Its like everybody is expected to be happy and healthy and smiling and successful all the time.
Now far be it from me to be a spoil sport, a party pooper or one to rain on anybody’s parade, but its not realistic is it?
There are many example of this flight from reality, but one of the most notorious is our attitude to death. Evelyn Waugh’s vicious account of the undertaker’s business in American The Loved One highlights American’s attitude to death with biting satire.
But there is more to it than the endless euphemisms, cosmetics and the soothing artificiality of it all. The sentimentality surrounding death is also, in Christian circles, where the heresy of universalism is most often displayed.
What do people say when someone dies? Usually something like, “Well, she is in a better place now” or “Now all her pain is gone and she is with Jesus in heaven.” or “He was too good for this earth. Now he is with the angels.” or “My dear Henry is an angel now.” or the Protestant Biblical version, “To be absent from the body is to be present with the Lord.”

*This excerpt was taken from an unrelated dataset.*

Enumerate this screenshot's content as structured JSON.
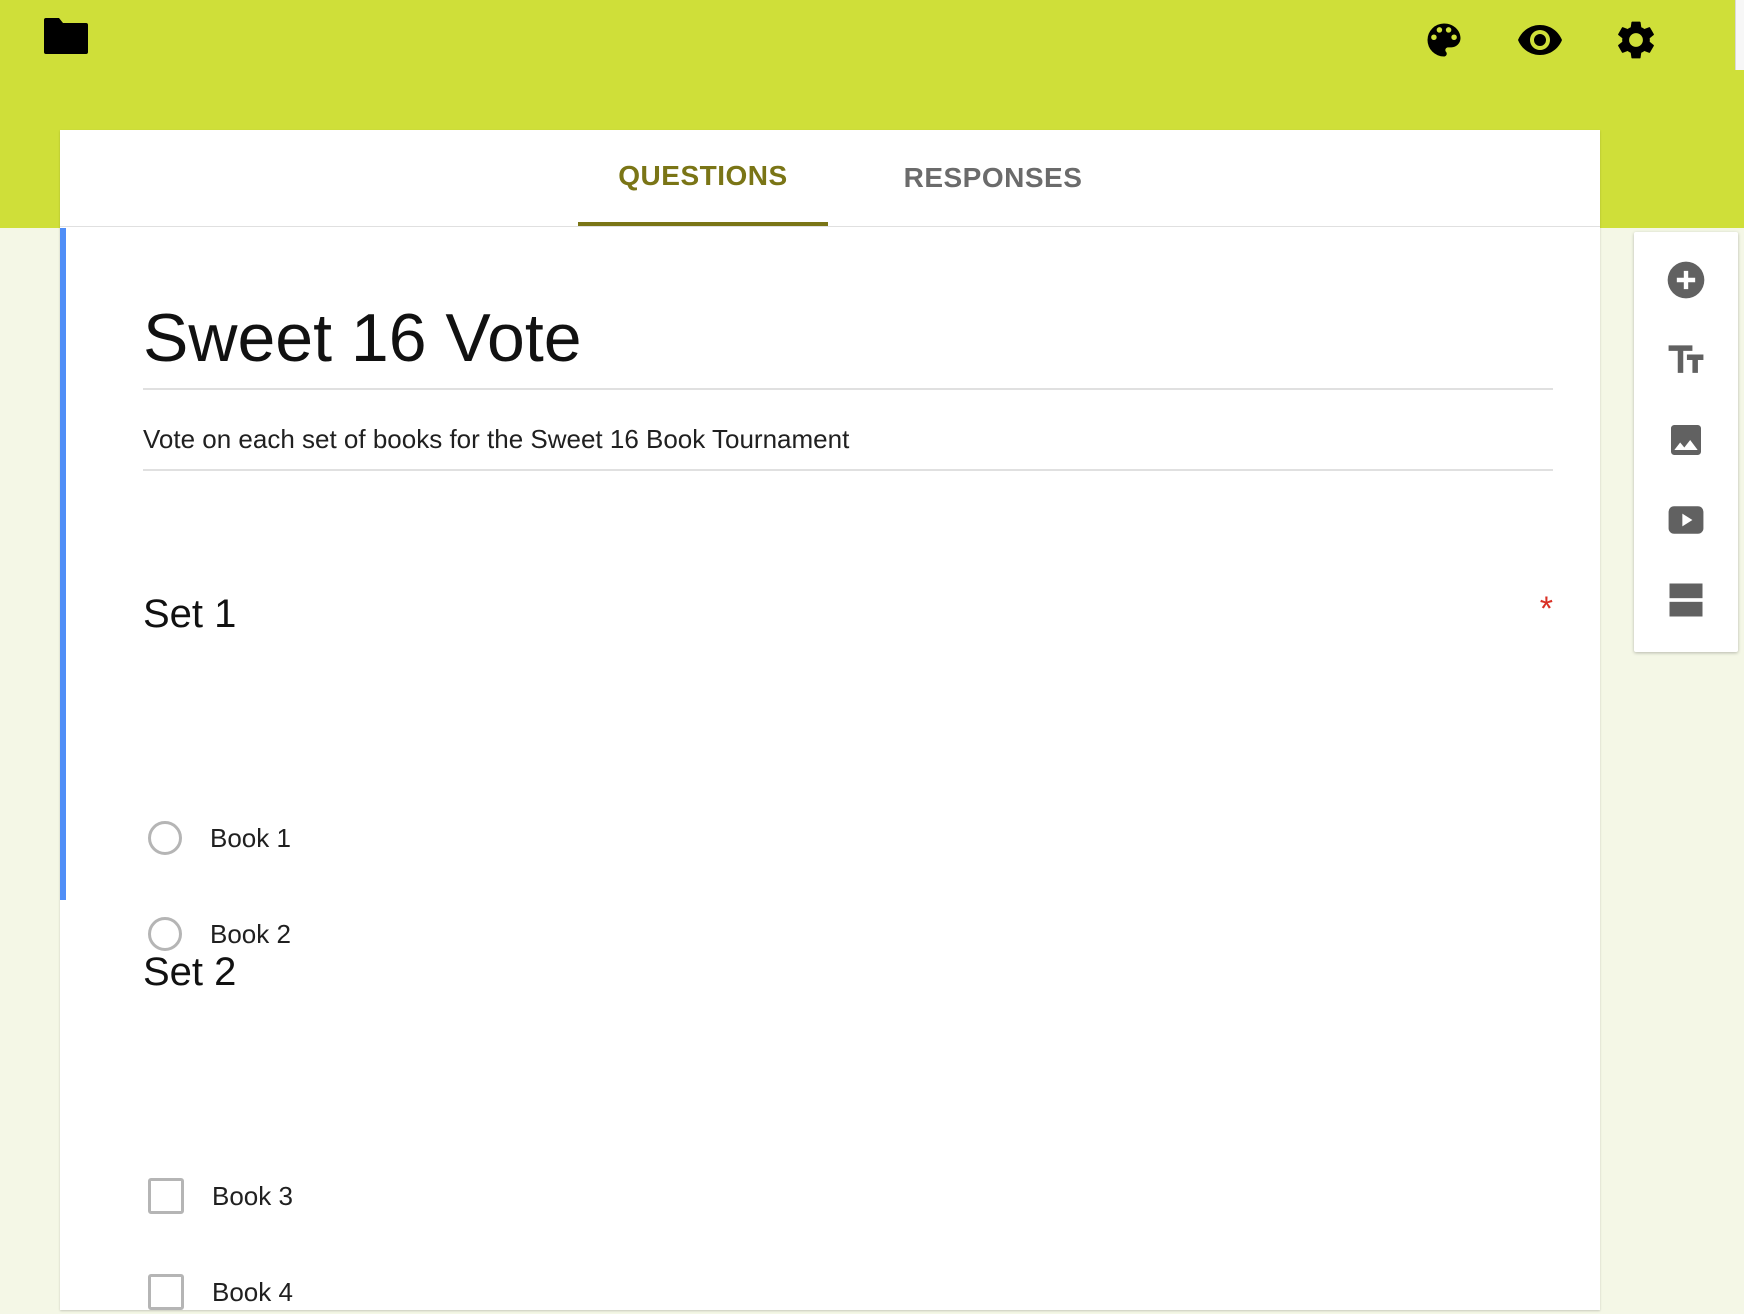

This indicates two heresies: universalism- “Everybody will be saved and go to heaven” and the Protestant doctrine of eternal security.
Yes, I understand the need to comfort the bereaved, but it is not actually much comfort if it is untrue. I accept that Calvinistically influence Protestants believe in the doctrine of eternal security and they do not believe in purgatory so they must believe that their loved ones are with Jesus in heaven because the alternative is too terrible to consider. Likewise universalists don’t really believe in either purgatory or hell, so of course they will dish out sentimental nonsense about “She is in a better place now.”

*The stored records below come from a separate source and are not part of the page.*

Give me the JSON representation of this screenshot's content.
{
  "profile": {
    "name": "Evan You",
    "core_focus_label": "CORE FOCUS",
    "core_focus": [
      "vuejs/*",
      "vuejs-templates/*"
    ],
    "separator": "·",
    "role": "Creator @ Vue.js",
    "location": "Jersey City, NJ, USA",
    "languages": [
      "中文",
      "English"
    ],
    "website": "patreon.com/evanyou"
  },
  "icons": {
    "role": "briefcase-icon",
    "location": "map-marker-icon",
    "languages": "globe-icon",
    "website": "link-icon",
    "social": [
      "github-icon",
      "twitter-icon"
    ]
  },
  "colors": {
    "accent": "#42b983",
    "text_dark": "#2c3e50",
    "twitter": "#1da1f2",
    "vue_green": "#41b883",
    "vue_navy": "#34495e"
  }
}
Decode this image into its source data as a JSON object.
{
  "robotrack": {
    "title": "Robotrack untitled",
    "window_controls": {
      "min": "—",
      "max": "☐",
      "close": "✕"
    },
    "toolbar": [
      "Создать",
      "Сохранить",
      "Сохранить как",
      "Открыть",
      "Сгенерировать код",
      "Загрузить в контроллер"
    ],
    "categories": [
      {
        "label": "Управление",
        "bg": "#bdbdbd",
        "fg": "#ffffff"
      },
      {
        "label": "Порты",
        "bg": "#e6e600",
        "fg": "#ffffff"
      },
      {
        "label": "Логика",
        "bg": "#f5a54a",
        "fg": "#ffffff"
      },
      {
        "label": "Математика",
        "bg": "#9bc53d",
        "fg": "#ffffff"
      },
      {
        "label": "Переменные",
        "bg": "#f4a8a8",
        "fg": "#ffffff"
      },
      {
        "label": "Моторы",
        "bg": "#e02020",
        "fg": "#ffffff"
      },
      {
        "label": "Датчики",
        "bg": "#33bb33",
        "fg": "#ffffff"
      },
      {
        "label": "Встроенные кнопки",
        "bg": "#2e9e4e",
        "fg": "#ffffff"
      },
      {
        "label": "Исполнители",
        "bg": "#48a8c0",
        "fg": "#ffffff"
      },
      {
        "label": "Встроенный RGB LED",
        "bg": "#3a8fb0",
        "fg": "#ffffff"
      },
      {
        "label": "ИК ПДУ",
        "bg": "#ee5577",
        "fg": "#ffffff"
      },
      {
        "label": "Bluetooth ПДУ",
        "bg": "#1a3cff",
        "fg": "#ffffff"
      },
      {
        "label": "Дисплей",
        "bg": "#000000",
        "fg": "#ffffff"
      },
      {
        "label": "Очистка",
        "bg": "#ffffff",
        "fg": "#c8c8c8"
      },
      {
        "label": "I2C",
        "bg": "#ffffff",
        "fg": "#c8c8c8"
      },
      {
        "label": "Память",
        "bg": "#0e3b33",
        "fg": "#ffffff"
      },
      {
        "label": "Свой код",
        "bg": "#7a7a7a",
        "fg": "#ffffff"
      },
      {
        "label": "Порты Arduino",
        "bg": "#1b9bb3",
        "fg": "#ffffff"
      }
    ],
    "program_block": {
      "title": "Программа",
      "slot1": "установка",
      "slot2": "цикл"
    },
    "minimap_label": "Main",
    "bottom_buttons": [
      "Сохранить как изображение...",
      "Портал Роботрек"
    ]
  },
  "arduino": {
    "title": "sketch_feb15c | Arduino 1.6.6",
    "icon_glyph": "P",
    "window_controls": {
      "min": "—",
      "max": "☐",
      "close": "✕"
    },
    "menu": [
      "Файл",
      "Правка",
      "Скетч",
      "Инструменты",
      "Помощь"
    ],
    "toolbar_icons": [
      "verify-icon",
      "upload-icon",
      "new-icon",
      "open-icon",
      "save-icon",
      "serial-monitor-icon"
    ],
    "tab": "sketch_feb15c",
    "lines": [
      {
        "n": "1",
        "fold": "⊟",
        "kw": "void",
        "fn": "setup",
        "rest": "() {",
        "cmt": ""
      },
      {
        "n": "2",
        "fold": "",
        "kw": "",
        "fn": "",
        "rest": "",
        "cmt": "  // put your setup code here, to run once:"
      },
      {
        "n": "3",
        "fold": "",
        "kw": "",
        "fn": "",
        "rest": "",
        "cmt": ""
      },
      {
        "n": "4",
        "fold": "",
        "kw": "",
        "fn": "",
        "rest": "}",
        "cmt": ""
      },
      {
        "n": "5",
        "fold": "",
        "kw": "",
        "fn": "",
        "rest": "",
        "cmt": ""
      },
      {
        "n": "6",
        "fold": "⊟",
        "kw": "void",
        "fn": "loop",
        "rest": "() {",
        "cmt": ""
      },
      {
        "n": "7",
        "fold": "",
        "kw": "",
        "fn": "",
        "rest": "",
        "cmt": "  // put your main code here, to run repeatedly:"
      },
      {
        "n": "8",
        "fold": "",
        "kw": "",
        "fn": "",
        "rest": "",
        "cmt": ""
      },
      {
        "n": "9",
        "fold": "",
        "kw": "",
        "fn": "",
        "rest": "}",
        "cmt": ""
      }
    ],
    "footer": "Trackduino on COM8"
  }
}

So a smidgen of Protestant theology combined with a sentimentally unrealistic culture combines to produce this saccharine approach to death.
The fact is they may not be in a better place now. They might be in a worse place.

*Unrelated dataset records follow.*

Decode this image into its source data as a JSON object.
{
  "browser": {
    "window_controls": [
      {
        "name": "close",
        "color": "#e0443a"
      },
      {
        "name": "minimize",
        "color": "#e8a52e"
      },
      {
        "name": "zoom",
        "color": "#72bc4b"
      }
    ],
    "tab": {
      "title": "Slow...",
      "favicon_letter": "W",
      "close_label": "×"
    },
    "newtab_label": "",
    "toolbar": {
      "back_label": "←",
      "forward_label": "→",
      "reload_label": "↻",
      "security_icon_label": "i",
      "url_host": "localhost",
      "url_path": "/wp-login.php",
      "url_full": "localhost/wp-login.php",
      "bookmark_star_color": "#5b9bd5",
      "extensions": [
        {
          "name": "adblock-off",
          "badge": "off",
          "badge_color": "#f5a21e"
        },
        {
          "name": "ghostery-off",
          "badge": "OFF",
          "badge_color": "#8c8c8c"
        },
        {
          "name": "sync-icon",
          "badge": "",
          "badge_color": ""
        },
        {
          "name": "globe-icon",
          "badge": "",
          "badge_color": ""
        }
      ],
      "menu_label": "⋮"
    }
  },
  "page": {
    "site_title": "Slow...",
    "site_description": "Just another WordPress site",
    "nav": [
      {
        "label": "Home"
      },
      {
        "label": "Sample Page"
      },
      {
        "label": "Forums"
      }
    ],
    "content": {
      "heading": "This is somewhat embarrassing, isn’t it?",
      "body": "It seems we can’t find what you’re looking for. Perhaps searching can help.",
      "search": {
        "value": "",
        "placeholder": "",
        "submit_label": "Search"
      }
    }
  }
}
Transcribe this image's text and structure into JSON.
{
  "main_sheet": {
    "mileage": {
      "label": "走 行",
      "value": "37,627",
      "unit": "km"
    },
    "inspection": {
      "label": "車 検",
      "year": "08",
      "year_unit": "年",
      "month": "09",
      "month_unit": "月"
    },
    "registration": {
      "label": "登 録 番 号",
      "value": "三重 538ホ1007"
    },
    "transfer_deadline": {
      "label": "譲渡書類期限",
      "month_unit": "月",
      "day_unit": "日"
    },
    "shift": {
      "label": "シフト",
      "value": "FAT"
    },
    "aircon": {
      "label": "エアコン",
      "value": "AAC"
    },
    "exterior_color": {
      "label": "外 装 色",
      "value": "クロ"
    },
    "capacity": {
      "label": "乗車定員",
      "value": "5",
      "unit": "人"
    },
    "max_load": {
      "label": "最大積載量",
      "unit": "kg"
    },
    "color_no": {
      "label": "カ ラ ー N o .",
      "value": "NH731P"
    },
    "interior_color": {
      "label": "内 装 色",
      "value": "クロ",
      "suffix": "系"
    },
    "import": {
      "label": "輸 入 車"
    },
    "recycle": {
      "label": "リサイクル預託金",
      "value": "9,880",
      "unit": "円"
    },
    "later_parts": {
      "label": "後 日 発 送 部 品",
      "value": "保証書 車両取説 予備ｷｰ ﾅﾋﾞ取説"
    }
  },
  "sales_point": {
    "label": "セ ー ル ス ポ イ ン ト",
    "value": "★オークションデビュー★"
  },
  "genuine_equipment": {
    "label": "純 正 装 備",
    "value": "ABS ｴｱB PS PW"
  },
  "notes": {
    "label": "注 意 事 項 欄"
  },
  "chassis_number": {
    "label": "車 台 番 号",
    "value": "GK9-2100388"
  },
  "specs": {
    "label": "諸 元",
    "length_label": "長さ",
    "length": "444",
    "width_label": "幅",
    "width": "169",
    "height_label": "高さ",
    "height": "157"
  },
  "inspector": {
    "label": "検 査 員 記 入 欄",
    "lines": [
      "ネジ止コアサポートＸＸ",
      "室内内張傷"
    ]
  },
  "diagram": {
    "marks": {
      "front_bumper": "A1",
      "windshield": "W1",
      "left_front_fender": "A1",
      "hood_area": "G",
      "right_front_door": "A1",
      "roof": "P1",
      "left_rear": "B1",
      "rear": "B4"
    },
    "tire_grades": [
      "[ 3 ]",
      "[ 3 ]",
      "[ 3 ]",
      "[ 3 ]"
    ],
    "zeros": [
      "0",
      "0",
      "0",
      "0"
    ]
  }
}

Something else in this matter has come to my attention recently. A friend told me that increasingly in Baptist type churches they don’t have funerals. Instead they cremate the person’s body and they have a memorial service that celebrates the person’s life. Then the ashes are disposed of in whatever way the family desires–sprinkling them at sea or on a mountaintop (I can’t get that scene from the Big Lebowski out of my mind) or just burying them.